ハァと溜め息を吐き出し、俺は気を取り直してパソコンに向かった。
◆ ◆ ◆
『デートしませんか?』
と、風馬からメッセージが入ったのは、定時十五分前のことだった。残業の予定もないのですぐさまOKの返事をすると、ニコニコ顔の犬のスタンプが送り返されてくる。風馬の喜ぶ姿を想像し、胸がきゅんと疼いた。
(可愛いな)
年下男子の可愛げにやられている。ただでさえ、元々後輩力が高いのに。
(デートっていっても、別に今までと変わらないし)
外で飯を食って、帰るだけだ。何も変わらない。何も怖いことはない。
「……デートか」
ふと、自分の姿をチラリと見やる。すり減ったスニーカー。通勤の日は毎日のように穿いているスラックス。アイロンが面倒だから形状記憶のものを買ったけれど、いい加減くたびれて来たシャツ。ついでに言うと、美容室とは縁遠い、自分の髪。
「……」
デートか? マジで? この格好で?
風馬はいつだってオシャレで、気張っているわけじゃないのにどんな時でもキマってる。今日だって間違いなくカッコいい。
固まってしまった俺に、隣の席の女子が眉を顰めて首を傾げる。
「鈴木さん、どうかした?」
「……ちょっと聞いてみたいんだけど」
「うん」
「客観的に見て、この格好でデートってアリ?」
俺の言葉に、彼女は俺の格好をつま先から頭まで眺め見て、口元でフッと笑った。
「ナイ」
「ですよねー」
はぁ、デートって、どんな格好すりゃ良いんだ。
◆ ◆ ◆
とはいえ、会社帰りのデートでオシャレをする隙などあるはずがない。退勤前にトイレに駆け込んで、髪を水で撫でつけてはみたものの、余計に悪化した気がする。
「……うむむ。なんだこれ、全然いまいちなんだけど……。くそ……」
誰か俺にオシャレを教えてよ。もうわかんないよ。
(待たせるわけには行かないし、これで行くしかないか……。はぁ……どうせ風馬は俺の恰好なんか知ってるしな!)

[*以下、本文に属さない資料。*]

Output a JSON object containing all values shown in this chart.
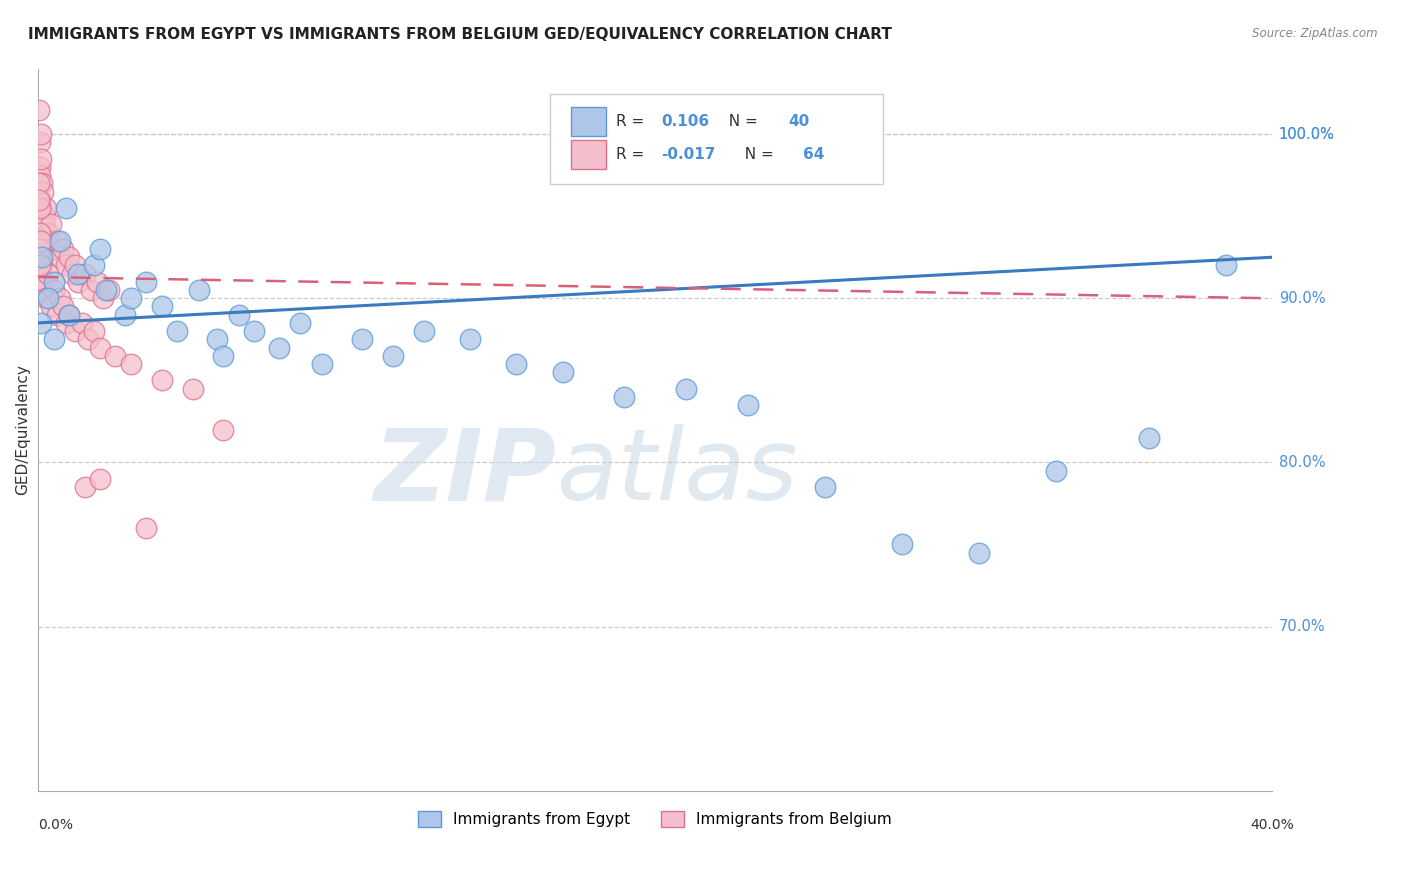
{
  "title": "IMMIGRANTS FROM EGYPT VS IMMIGRANTS FROM BELGIUM GED/EQUIVALENCY CORRELATION CHART",
  "source": "Source: ZipAtlas.com",
  "ylabel": "GED/Equivalency",
  "yticks": [
    70.0,
    80.0,
    90.0,
    100.0
  ],
  "ytick_labels": [
    "70.0%",
    "80.0%",
    "90.0%",
    "100.0%"
  ],
  "xmin": 0.0,
  "xmax": 40.0,
  "ymin": 60.0,
  "ymax": 104.0,
  "legend_r_egypt": "0.106",
  "legend_n_egypt": "40",
  "legend_r_belgium": "-0.017",
  "legend_n_belgium": "64",
  "egypt_color": "#aec6e8",
  "egypt_color_edge": "#5b9bd5",
  "belgium_color": "#f4bfcc",
  "belgium_color_edge": "#e07090",
  "trend_egypt_color": "#3a7abf",
  "trend_belgium_color": "#d9607a",
  "watermark_zip": "ZIP",
  "watermark_atlas": "atlas",
  "egypt_scatter": [
    [
      0.08,
      88.5
    ],
    [
      0.12,
      92.5
    ],
    [
      0.5,
      91.0
    ],
    [
      0.9,
      95.5
    ],
    [
      1.3,
      91.5
    ],
    [
      1.8,
      92.0
    ],
    [
      0.3,
      90.0
    ],
    [
      0.7,
      93.5
    ],
    [
      2.2,
      90.5
    ],
    [
      2.8,
      89.0
    ],
    [
      2.0,
      93.0
    ],
    [
      3.5,
      91.0
    ],
    [
      4.0,
      89.5
    ],
    [
      4.5,
      88.0
    ],
    [
      5.2,
      90.5
    ],
    [
      5.8,
      87.5
    ],
    [
      6.5,
      89.0
    ],
    [
      7.0,
      88.0
    ],
    [
      7.8,
      87.0
    ],
    [
      8.5,
      88.5
    ],
    [
      9.2,
      86.0
    ],
    [
      10.5,
      87.5
    ],
    [
      11.5,
      86.5
    ],
    [
      12.5,
      88.0
    ],
    [
      14.0,
      87.5
    ],
    [
      15.5,
      86.0
    ],
    [
      17.0,
      85.5
    ],
    [
      19.0,
      84.0
    ],
    [
      21.0,
      84.5
    ],
    [
      23.0,
      83.5
    ],
    [
      25.5,
      78.5
    ],
    [
      28.0,
      75.0
    ],
    [
      30.5,
      74.5
    ],
    [
      33.0,
      79.5
    ],
    [
      36.0,
      81.5
    ],
    [
      38.5,
      92.0
    ],
    [
      1.0,
      89.0
    ],
    [
      0.5,
      87.5
    ],
    [
      3.0,
      90.0
    ],
    [
      6.0,
      86.5
    ]
  ],
  "belgium_scatter": [
    [
      0.03,
      101.5
    ],
    [
      0.06,
      99.5
    ],
    [
      0.04,
      98.0
    ],
    [
      0.08,
      100.0
    ],
    [
      0.05,
      97.5
    ],
    [
      0.1,
      98.5
    ],
    [
      0.07,
      96.0
    ],
    [
      0.12,
      97.0
    ],
    [
      0.09,
      95.5
    ],
    [
      0.15,
      96.5
    ],
    [
      0.2,
      95.0
    ],
    [
      0.18,
      94.5
    ],
    [
      0.25,
      95.5
    ],
    [
      0.3,
      94.0
    ],
    [
      0.35,
      93.5
    ],
    [
      0.4,
      94.5
    ],
    [
      0.5,
      93.0
    ],
    [
      0.6,
      93.5
    ],
    [
      0.7,
      92.5
    ],
    [
      0.8,
      93.0
    ],
    [
      0.9,
      92.0
    ],
    [
      1.0,
      92.5
    ],
    [
      1.1,
      91.5
    ],
    [
      1.2,
      92.0
    ],
    [
      1.3,
      91.0
    ],
    [
      1.5,
      91.5
    ],
    [
      1.7,
      90.5
    ],
    [
      1.9,
      91.0
    ],
    [
      2.1,
      90.0
    ],
    [
      2.3,
      90.5
    ],
    [
      0.03,
      97.0
    ],
    [
      0.04,
      95.5
    ],
    [
      0.05,
      94.0
    ],
    [
      0.06,
      93.0
    ],
    [
      0.07,
      92.5
    ],
    [
      0.08,
      91.5
    ],
    [
      0.1,
      93.5
    ],
    [
      0.13,
      92.0
    ],
    [
      0.16,
      90.5
    ],
    [
      0.2,
      91.0
    ],
    [
      0.25,
      90.0
    ],
    [
      0.3,
      91.5
    ],
    [
      0.4,
      89.5
    ],
    [
      0.5,
      90.5
    ],
    [
      0.6,
      89.0
    ],
    [
      0.7,
      90.0
    ],
    [
      0.8,
      89.5
    ],
    [
      0.9,
      88.5
    ],
    [
      1.0,
      89.0
    ],
    [
      1.2,
      88.0
    ],
    [
      1.4,
      88.5
    ],
    [
      1.6,
      87.5
    ],
    [
      1.8,
      88.0
    ],
    [
      2.0,
      87.0
    ],
    [
      2.5,
      86.5
    ],
    [
      3.0,
      86.0
    ],
    [
      4.0,
      85.0
    ],
    [
      5.0,
      84.5
    ],
    [
      1.5,
      78.5
    ],
    [
      3.5,
      76.0
    ],
    [
      6.0,
      82.0
    ],
    [
      2.0,
      79.0
    ],
    [
      0.03,
      96.0
    ],
    [
      0.05,
      92.0
    ]
  ],
  "trend_egypt_x0": 0.0,
  "trend_egypt_y0": 88.5,
  "trend_egypt_x1": 40.0,
  "trend_egypt_y1": 92.5,
  "trend_belgium_x0": 0.0,
  "trend_belgium_y0": 91.3,
  "trend_belgium_x1": 40.0,
  "trend_belgium_y1": 90.0
}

どうしてマシなシャツの一枚も持っていないんだと、自分を責めながら、俺は風馬の待つ玄関先へと急いだのだった。
「一太先輩、イタリアンで良いですか?」
「うん」
くぅ。カッコよ。玄関先で落ち合った風馬は、予想通りにさりげなくオシャレでカッコよかった。ビジネスカジュアルの堅すぎないファッションと、さりげなく香る甘い匂い。髪、どうやって一日過ごしてそんなに決まってるの? 俺、ボサボサなんだけど。なんなら水を付けたせいで変なところがぴょこんと跳ねてるんだけども。

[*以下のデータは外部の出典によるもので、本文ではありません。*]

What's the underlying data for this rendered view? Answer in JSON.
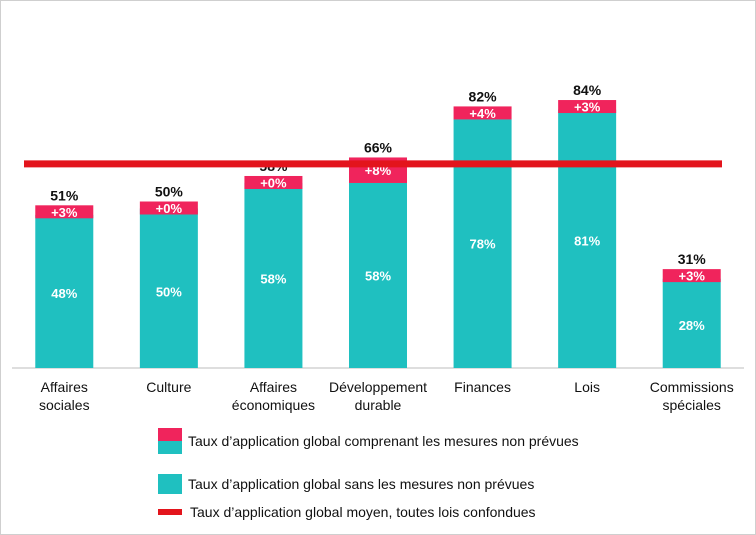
{
  "chart_data": {
    "type": "bar",
    "stacked": true,
    "categories": [
      [
        "Affaires",
        "sociales"
      ],
      [
        "Culture"
      ],
      [
        "Affaires",
        "économiques"
      ],
      [
        "Développement",
        "durable"
      ],
      [
        "Finances"
      ],
      [
        "Lois"
      ],
      [
        "Commissions",
        "spéciales"
      ]
    ],
    "series": [
      {
        "name": "Taux d’application global sans les mesures non prévues",
        "values": [
          48,
          50,
          58,
          58,
          78,
          81,
          28
        ],
        "labels": [
          "48%",
          "50%",
          "58%",
          "58%",
          "78%",
          "81%",
          "28%"
        ],
        "color": "#1fc0c0"
      },
      {
        "name": "Taux d’application global comprenant les mesures non prévues",
        "values": [
          3,
          0,
          0,
          8,
          4,
          3,
          3
        ],
        "labels": [
          "+3%",
          "+0%",
          "+0%",
          "+8%",
          "+4%",
          "+3%",
          "+3%"
        ],
        "color": "#f0245c"
      }
    ],
    "totals": [
      "51%",
      "50%",
      "58%",
      "66%",
      "82%",
      "84%",
      "31%"
    ],
    "reference_line": {
      "name": "Taux d’application global moyen, toutes lois confondues",
      "value": 64,
      "color": "#e3141c"
    },
    "ylim": [
      0,
      100
    ],
    "grid": false,
    "legend_position": "bottom"
  },
  "legend": {
    "combo": "Taux d’application global comprenant les mesures non prévues",
    "base": "Taux d’application global sans les mesures non prévues",
    "line": "Taux d’application global moyen, toutes lois confondues"
  }
}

思わずじいっと見上げていると、風馬がはにかんで見せる。
「先輩、見すぎ」
「あ、うん。ゴメン」
「いえ、先輩に見られるのは嫌じゃないんですけど――だって、好きなんでしょ?」
「……まあ」
顔がな。顔が好きなんだぞ。『好き』という言葉を言わされた気がして、ついむくれてしまう。恥ずかしいじゃん。やめてよね。俺が好きなのは顔なんだから。まだ好きになってないんだから。

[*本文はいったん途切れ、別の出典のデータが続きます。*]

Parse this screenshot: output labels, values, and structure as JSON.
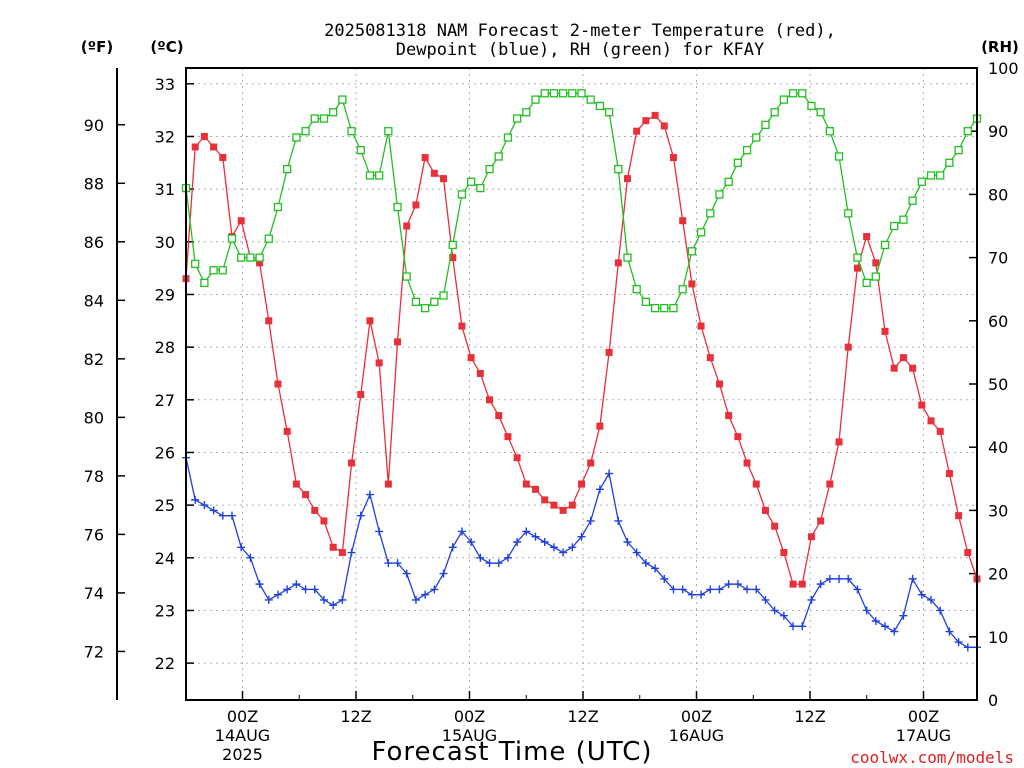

退勤する社員たちに紛れて、俺たちも歩き出す。あたりは薄暗く、車通りも多くなって来ていた。通勤している社員の多くは、自家用車通勤だ。この辺りは田舎で、バスや電車は不便だからだ。夕暮れ寮の仲間たちが、寮とは反対方向に歩く俺たちを見つけて、外食かと訪ねて来る。こうやって二人で歩いていても、いつものことだ。別にデートって感じじゃない。誰にも突っ込まれたりしない。
そう思っていると、風馬が不意に口を開いた。
「デート、新鮮じゃないですか?」
デート。と、改めて言われて、ドキリと心臓が跳ねる。意識しないようにしていたのに、わざとそう言われたみたいだ。
「ま、まあ……」
誤魔化すように返事をしながら、瞳を逸らす。なんとなく、顔が熱い。
デート――のつもりは、本当のところあまりないのだけれど、こうやって風馬と出かけるのは、少し特別だ。普段はまっすぐ寮に帰ってしまうし、たまに外食をしようという時も、寮の近くの食堂なんかで済ませてしまうことが多い。黒く染まった空も、賑やかな街の明かりも、見慣れた街のはずなのに違う街みたいでドキドキする。風馬が横に居ると思うと、余計にふわふわと、足元が揺れる気がした。
(ああ、俺。浮かれてんだな)
デートのつもりなんかじゃないのに。いつもと変わらないはずなのに。なのに、何故だかドキドキする。風馬が隣に居て、嬉しい。
顔が赤いかもしれない。けど多分暗いから、風馬にはバレていないはずだ。